Stellungnahme zum Referentenentwurf des BMJ: „Entwurf eines Gesetzes zur Verbesserung des Schutzes von gewaltbetroffenen Personen im familiengerichtlichen Verfahren, zur Stärkung des Verfahrensbeistands und zur Anpassung sonstiger Verfahrensvorschriften“ 1 (Auszug)

Der im Juli 2024 veröffentlichte Referentenentwurf des Bundesjustizministeriums verfolgt das Ziel, den Schutz gewaltbetroffener Personen und deren Kinder in familiengerichtlichen Verfahren zu verbessern. Durch die Einführung eines Wahlgerichtsstands für Kindschafts-, Abstammungs- und Kindesunterhaltssachen soll eine bessere Geheimhaltung des aktuellen Aufenthaltsorts eines von Partnerschaftsgewalt betroffenen Elternteils ermöglicht werden. Zudem werden in Kindschaftssachen die Amtsermittlungspflichten des Gerichts konkretisiert, um zu verdeutlichen, dass bei Anhaltspunkten für das Vorliegen von Partnerschaftsgewalt auch Ermittlungen zum Schutzbedarf und zum Gefahrenmanagement im familiengerichtlichen Verfahren erforderlich sind. Ferner wird klargestellt, dass das Gericht in diesen Fällen nicht auf Einvernehmen hinwirken, keine gemeinsamen Informations- und Beratungsgespräche anordnen und die Eltern getrennt anhören soll.

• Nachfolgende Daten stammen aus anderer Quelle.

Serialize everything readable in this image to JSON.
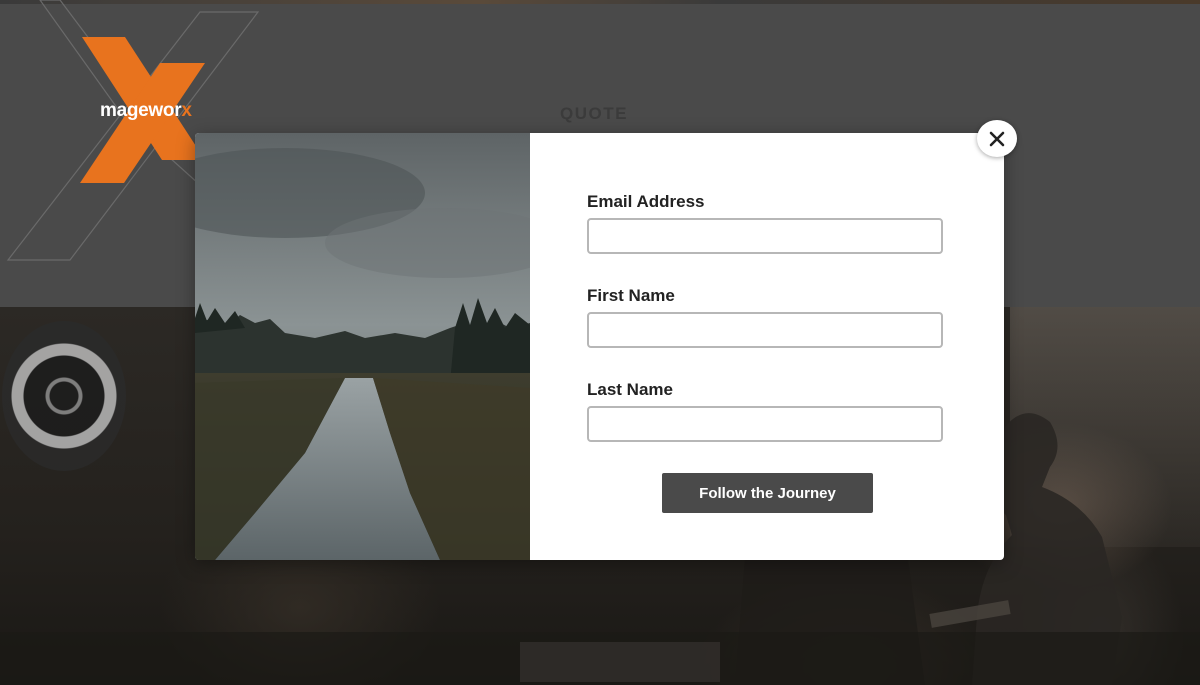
{
  "brand": {
    "logo_text_main": "magewor",
    "logo_text_accent": "x",
    "accent_color": "#e8731e"
  },
  "page": {
    "section_title": "QUOTE"
  },
  "modal": {
    "image_description_icon": "landscape-image",
    "email_label": "Email Address",
    "email_value": "",
    "first_name_label": "First Name",
    "first_name_value": "",
    "last_name_label": "Last Name",
    "last_name_value": "",
    "submit_label": "Follow the Journey",
    "close_icon": "close-icon"
  },
  "colors": {
    "page_background": "#4a4a4a",
    "modal_background": "#ffffff",
    "button_background": "#4a4a4a",
    "input_border": "#b7b7b7"
  }
}
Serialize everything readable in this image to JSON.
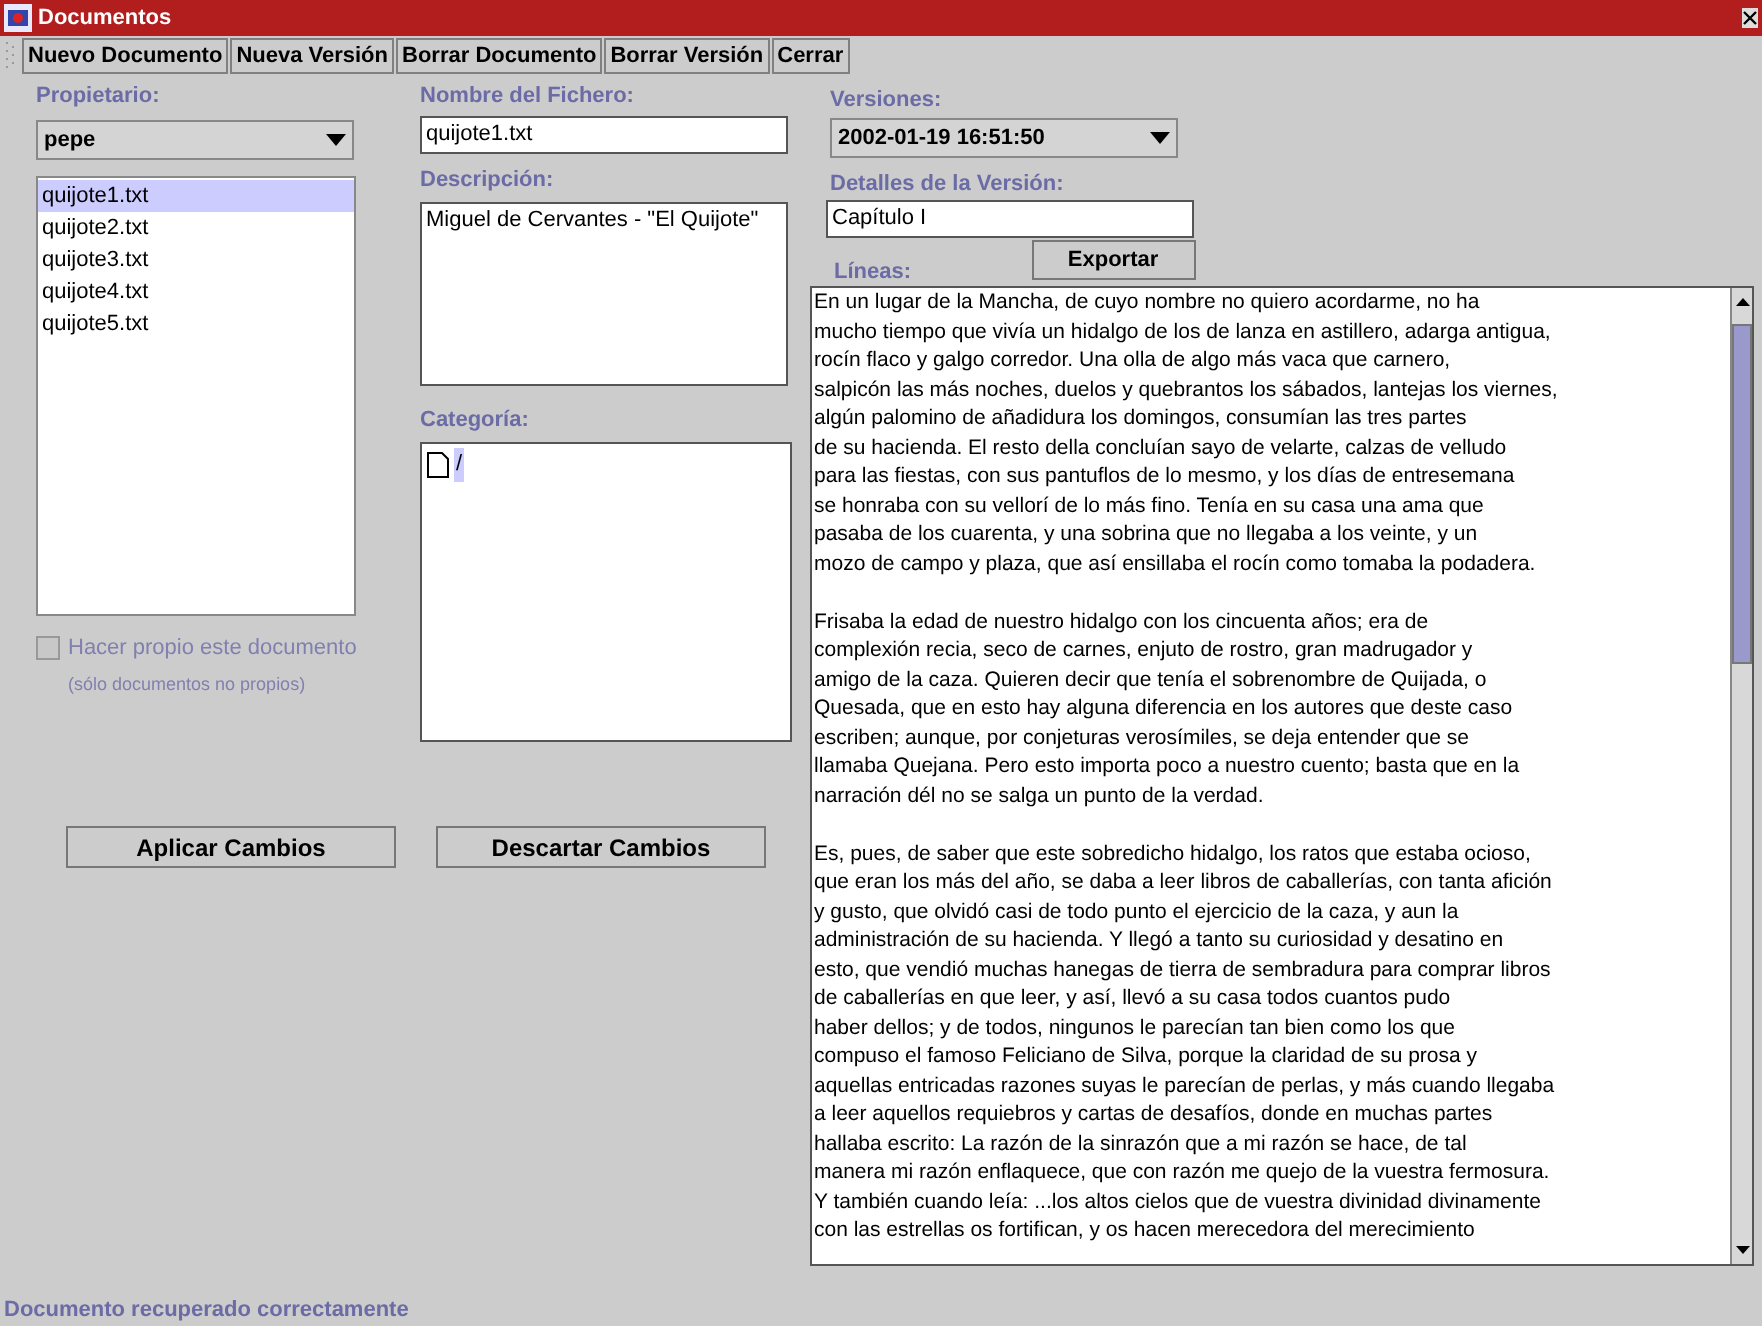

Einstweilige Anordnungen über den Umgangsausschluss und die Ablehnung des Umgangsausschlusses sollen künftig mit der Beschwerde anfechtbar sein. Es wird erwogen, die Beschwerdemöglichkeit auf alle Umgangsentscheidungen auszudehnen.

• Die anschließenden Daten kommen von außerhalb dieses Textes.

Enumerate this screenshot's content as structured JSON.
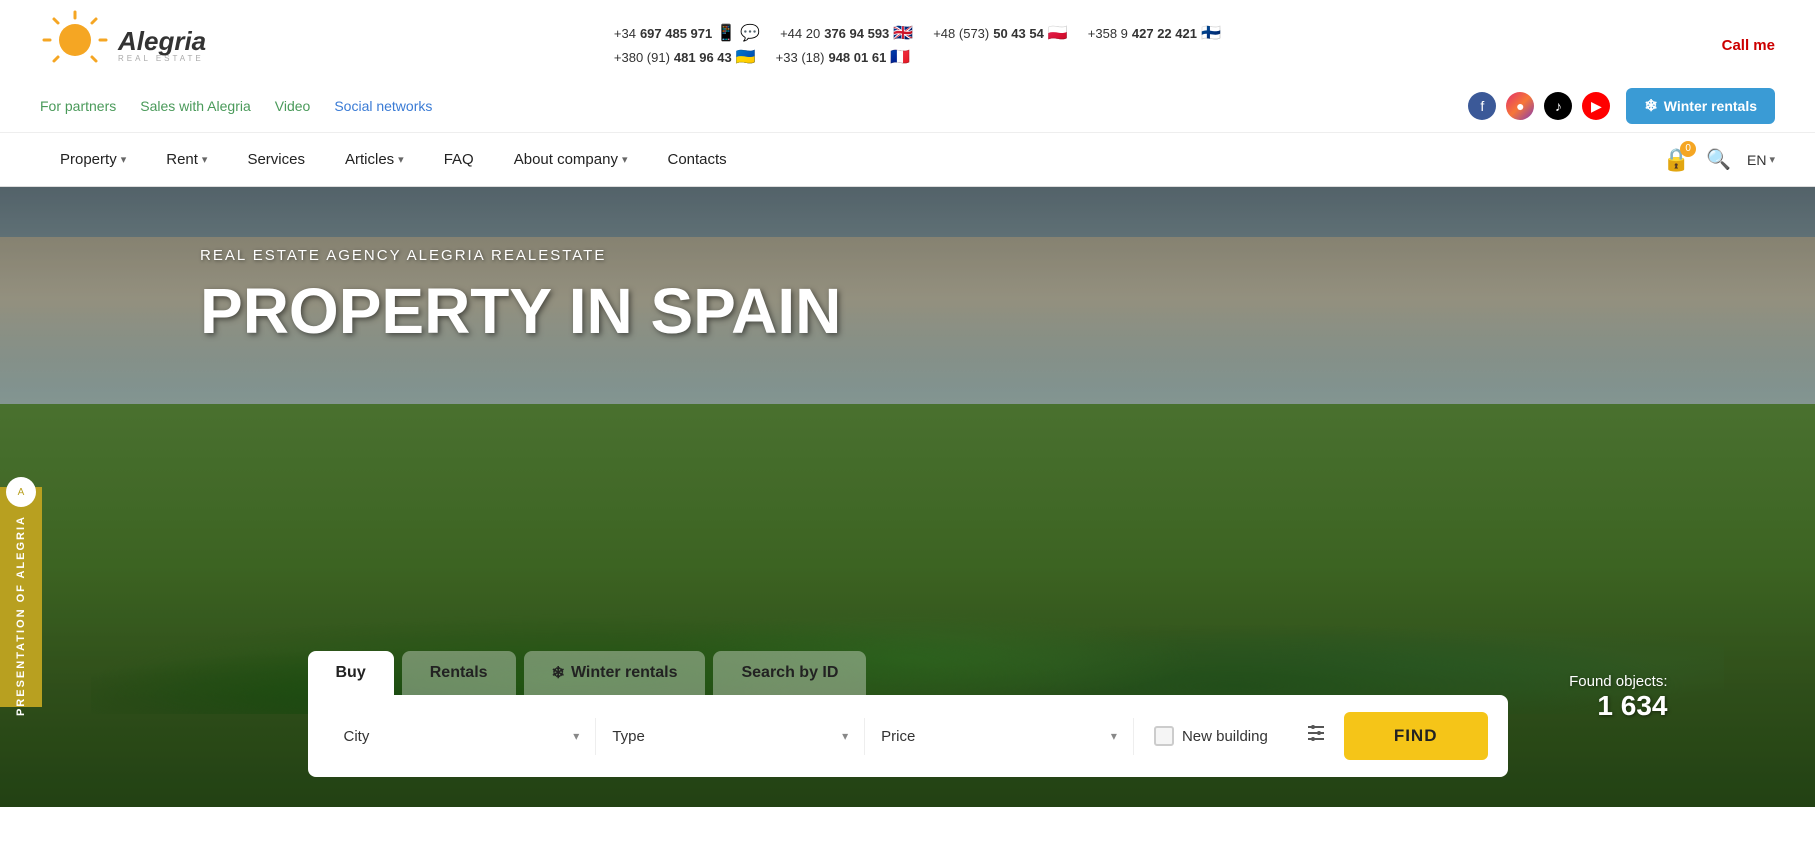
{
  "topbar": {
    "phones": [
      {
        "number": "+34 697 485 971",
        "bold": "697 485 971",
        "prefix": "+34",
        "flag": "📱",
        "icons": [
          "📱",
          "💬"
        ]
      },
      {
        "number": "+44 20 376 94 593",
        "bold": "376 94 593",
        "prefix": "+44 20",
        "flag": "🇬🇧"
      },
      {
        "number": "+48 (573) 50 43 54",
        "bold": "50 43 54",
        "prefix": "+48 (573)",
        "flag": "🇵🇱"
      },
      {
        "number": "+358 9 427 22 421",
        "bold": "427 22 421",
        "prefix": "+358 9",
        "flag": "🇫🇮"
      },
      {
        "number": "+380 (91) 481 96 43",
        "bold": "481 96 43",
        "prefix": "+380 (91)",
        "flag": "🇺🇦"
      },
      {
        "number": "+33 (18) 948 01 61",
        "bold": "948 01 61",
        "prefix": "+33 (18)",
        "flag": "🇫🇷"
      }
    ],
    "call_me": "Call me"
  },
  "secondary_nav": {
    "links": [
      {
        "label": "For partners",
        "color": "green"
      },
      {
        "label": "Sales with Alegria",
        "color": "green"
      },
      {
        "label": "Video",
        "color": "green"
      },
      {
        "label": "Social networks",
        "color": "blue"
      }
    ],
    "winter_rentals_btn": "Winter rentals"
  },
  "main_nav": {
    "items": [
      {
        "label": "Property",
        "has_chevron": true
      },
      {
        "label": "Rent",
        "has_chevron": true
      },
      {
        "label": "Services",
        "has_chevron": false
      },
      {
        "label": "Articles",
        "has_chevron": true
      },
      {
        "label": "FAQ",
        "has_chevron": false
      },
      {
        "label": "About company",
        "has_chevron": true
      },
      {
        "label": "Contacts",
        "has_chevron": false
      }
    ],
    "heart_count": "0",
    "lang": "EN"
  },
  "hero": {
    "subtitle": "REAL ESTATE AGENCY ALEGRIA REALESTATE",
    "title": "PROPERTY IN SPAIN",
    "side_label": "PRESENTATION OF ALEGRIA"
  },
  "search": {
    "tabs": [
      {
        "label": "Buy",
        "active": true
      },
      {
        "label": "Rentals",
        "active": false
      },
      {
        "label": "Winter rentals",
        "active": false,
        "has_snowflake": true
      },
      {
        "label": "Search by ID",
        "active": false
      }
    ],
    "city_placeholder": "City",
    "type_placeholder": "Type",
    "price_placeholder": "Price",
    "new_building_label": "New building",
    "find_label": "FIND",
    "found_label": "Found objects:",
    "found_count": "1 634"
  }
}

Des Weiteren enthält der Referentenentwurf Neuregelungen zur Verfahrensbeistandschaft. Unter anderem wird die Möglichkeit einer gerichtlichen Anordnung geschaffen, mit der Elternteile verpflichtet werden können, Gespräche des Verfahrensbeistands mit ihrem Kind zu ermöglichen. Diese Anordnung soll mit Zwangsmitteln wie Zwangsgeld und Zwangshaft durchgesetzt werden können. Der Entwurf enthält darüber hinaus Änderungen, die das Gewaltschutzverfahren betreffen. Zudem beinhaltet der Entwurf Neuregelungen zum Versorgungsausgleich.

Viele der im Referentenentwurf geplanten Neuregelungen sind geeignet, den Gewaltschutz im familiengerichtlichen Verfahren zu verbessern. Der VAMV mahnt jedoch an, den Neuregelungen den Gewaltbegriff der Istanbul-Konvention zugrunde zu legenund nicht an den engeren Gewaltbegriff des Gewaltschutzgesetzes anzuknüpfen. Andernfalls drohen psychische Gewalt und wirtschaftliche Gewalt aus dem Blick zu geraten. Ein umfassender Gewaltschutz in umgangs- und sorgerechtlichen Verfahren, wie Artikel 31 Istanbul-Konvention ihn verlangt, kann so nicht gelingen.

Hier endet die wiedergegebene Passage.